Now consider a couple of cases.  Stuart, Gomory and Cohen pointed out in Mad Science that "many women were identified and sorted into an early category of 'witches,' but that sorting did nothing to establish the validity of the idea of witches" (174).  Indeed, credentialed professionals wrote diagnostic manuals to enable reliable diagnoses of witches.  Later radical critics -- mostly,  no doubt, armchair theorists with no real life experience in having, living with, or dealing with witches -- denied that there was any such thing as witchcraft, and therefore no real witches.  Some revisionists argued that there were real witches, but they were good people, unjustly vilified and persecuted by the patriarchal church.  Others, moderates like Umpire Two, argued that there were witches, but they had been misdiagnosed: they were really mentally ill, not worshipers of Satan.  It was less often argued that their accusers were delusional, but given the quality of the evidence available, armchair diagnosis at a remove of centuries ought to be attempted with more humility and caution than most of its practitioners have displayed.

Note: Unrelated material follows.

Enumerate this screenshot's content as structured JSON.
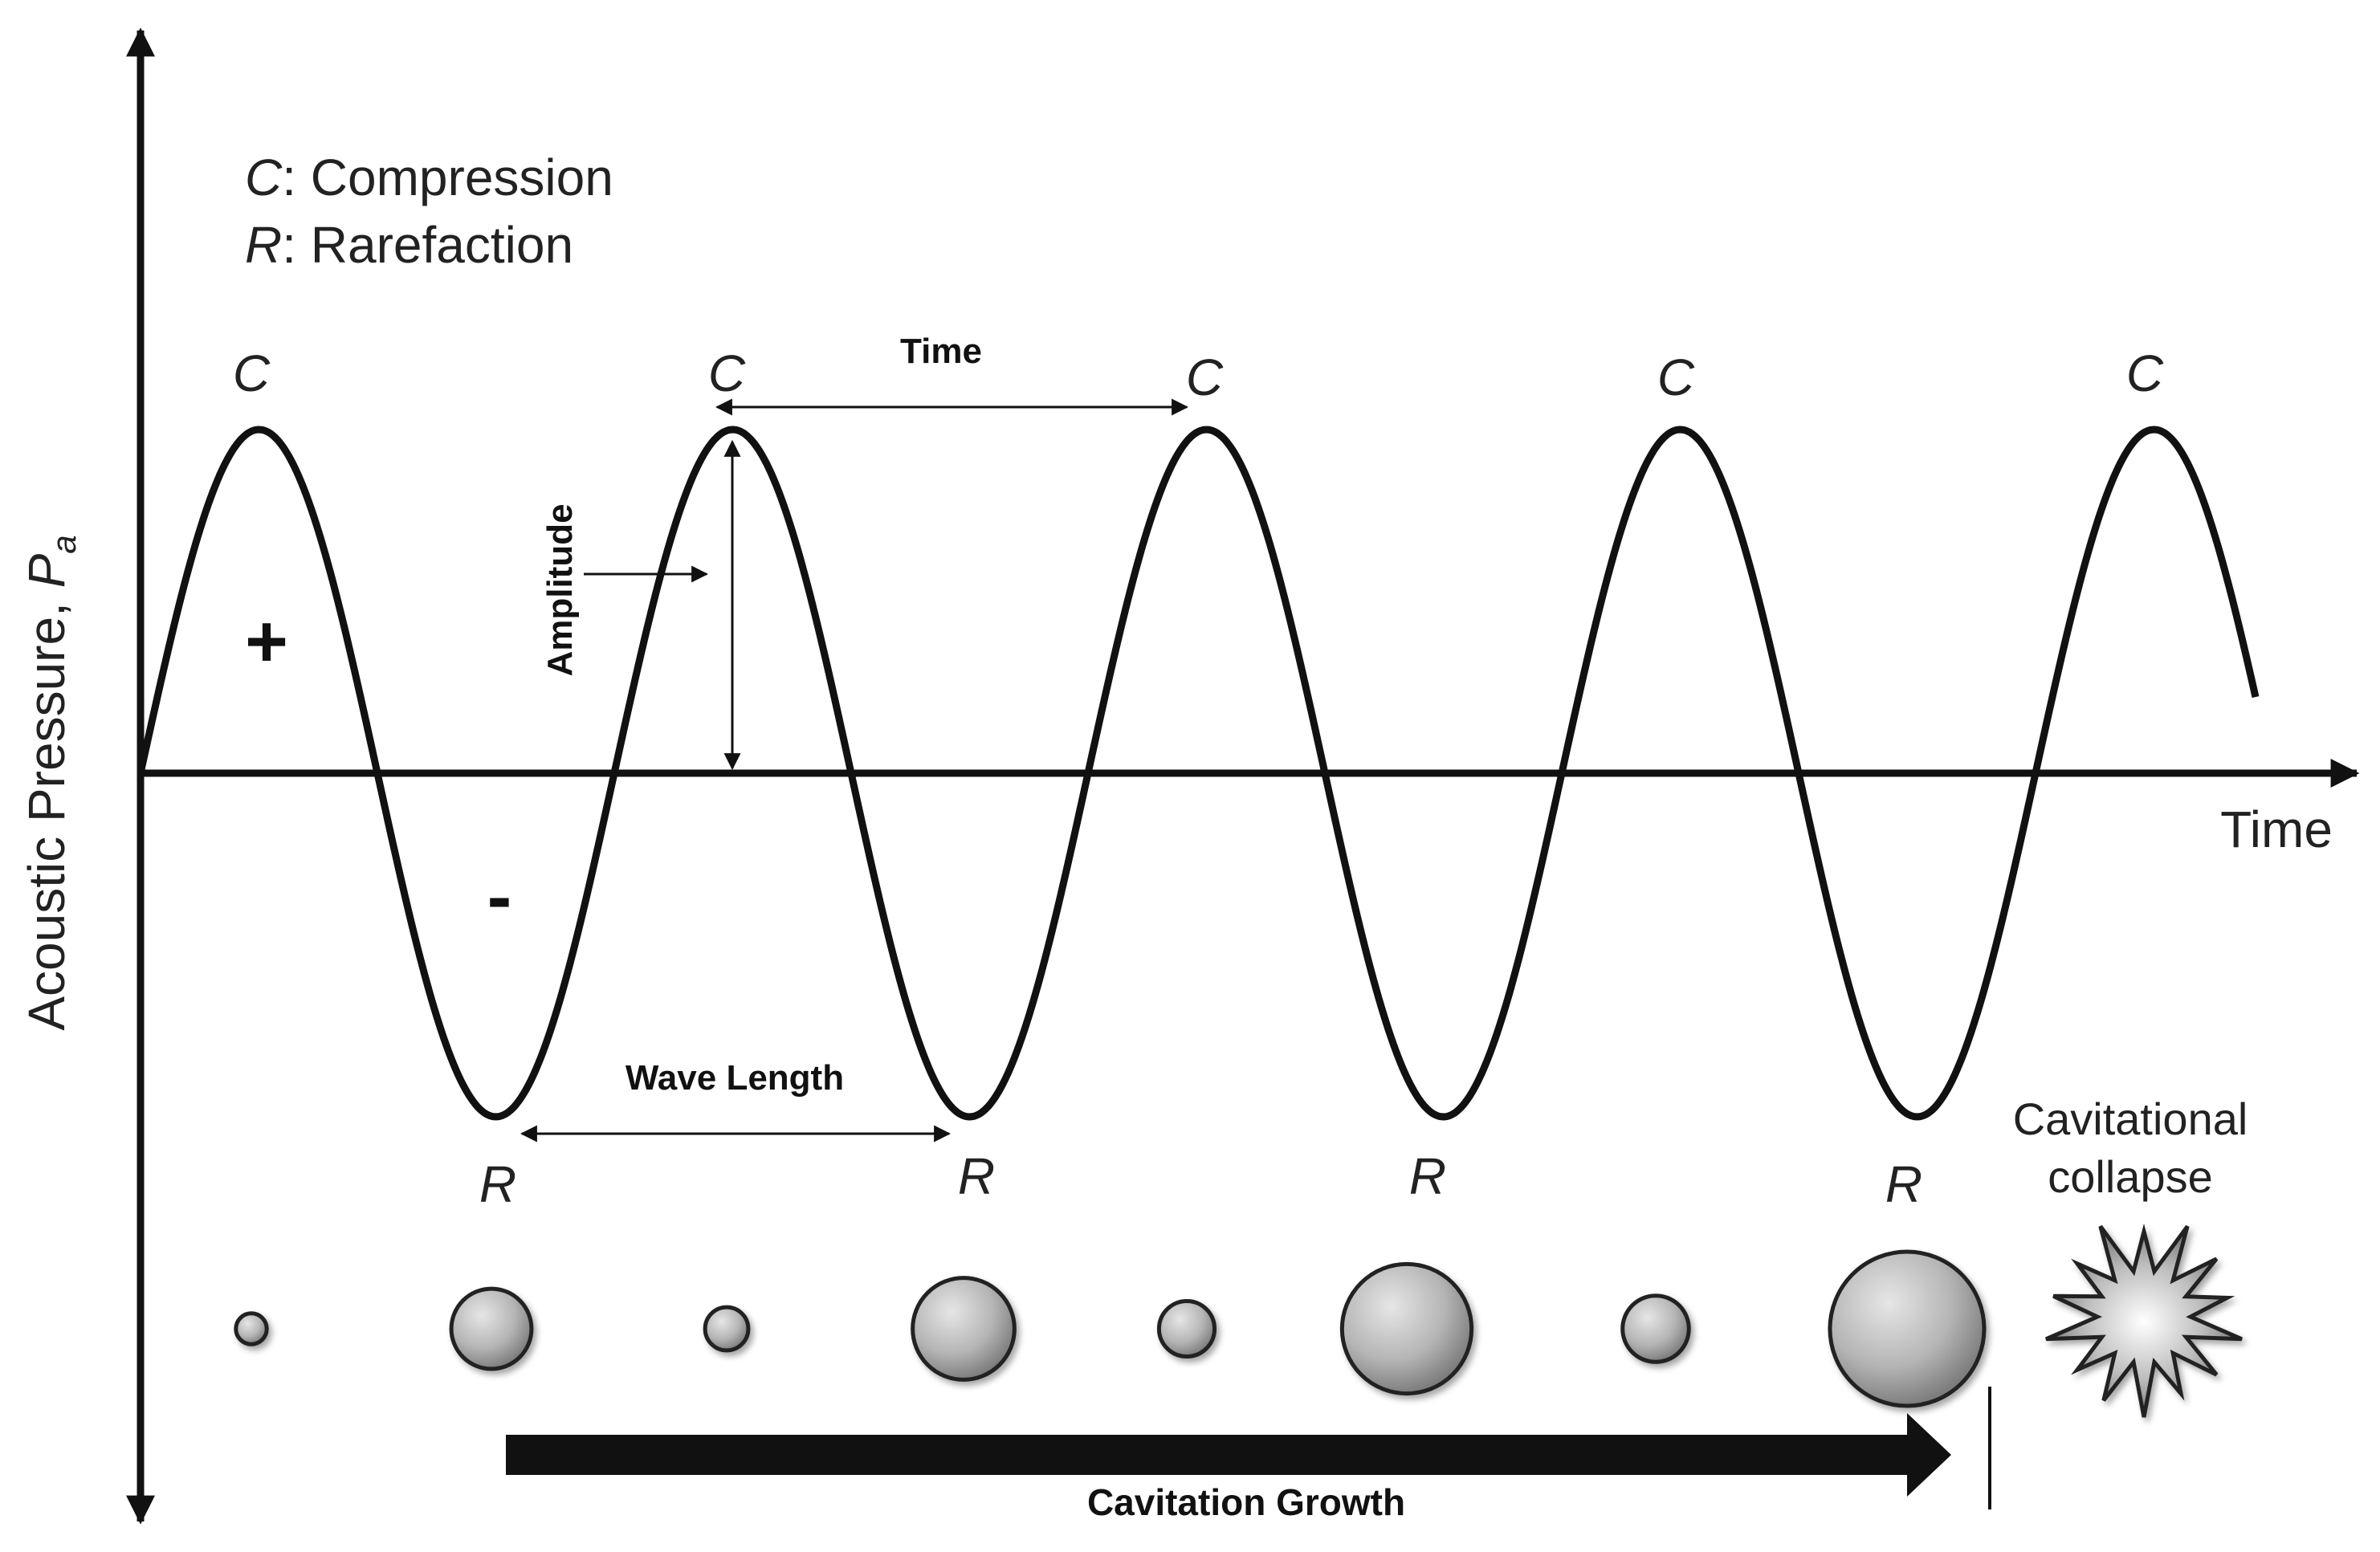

Next, consider the case of homosexuality.  Kirk, Gomory and Cohen argue in Mad Science that the removal of homosexuality from DSM in 1973 constituted part of the crisis of legitimacy in psychiatry that led to the 1980 DSM-III.  How could homosexuality go from disease to health virtually overnight?  In fact, it didn't quite happen that way.  First, the status of homosexuality had been disputed in the mental health professions for many years, as exemplified by Sigmund Freud's statement that "it cannot be classified as an illness" in a 1936 letter to an American mother.  Second, though homosexuality itself was depathologized, the APA continued to classify distress over being gay as an illness eligible for treatment, and didn't condemn change therapy for another thirty years.  Third, the opponents of the change were correct that it was largely motivated by "politics"; but the original classification had been no less political, based on social prejudice rather than scientific evidence.  The trouble was that this was true for most psychiatric diagnoses, which is why Robert Spitzer set out to revise the DSM to provide a scientific patina of reliability for diagnosis in the future.

So: there were those who saw homosexuality as an obvious dread disorder; there were those, no doubt armchair theorists with no real life experience in having, living with, or dealing with homosexuality, who denied that there was any such thing as a homosexual; then there are those in the middle, who only wanted to help those poor souls struggling with same-sex desires.  Many gay people do feel distress about being gay, and it can be argued that this is due to social pressure from an antigay environment.  But how does a clinician decide?  How do those tasked with defining diagnoses of "mental disorders" tell?

Ironically, the current trend, championed by psychologists and the main stream of the American gay movement, is to insist that homosexuality is a biologically based condition; it may even be physically inscribed in the brain.  If Simon LeVay's research had been available to the APA in 1973, maybe homosexuality could have remained in the DSM -- though that was the opposite of LeVay's intention  in doing his work.  Despite this, I haven't heard of any attempts in the APA to reinstate homosexuality as a diagnosis, no doubt for political reasons.  The status of homosexuality (which isn't listed in Frances's index; I don't know if he'll discuss this ancient history in the pages to come) is a stumbling block for the whole question of psychiatric diagnosis.

I'm going to continue reading Saving Normal, to see what else I can learn from Frances's perspective, but I'll be reading critically, with appropriate skepticism.  He may be engaged in a revolt against some practices of his profession, but he's still a very protective insider.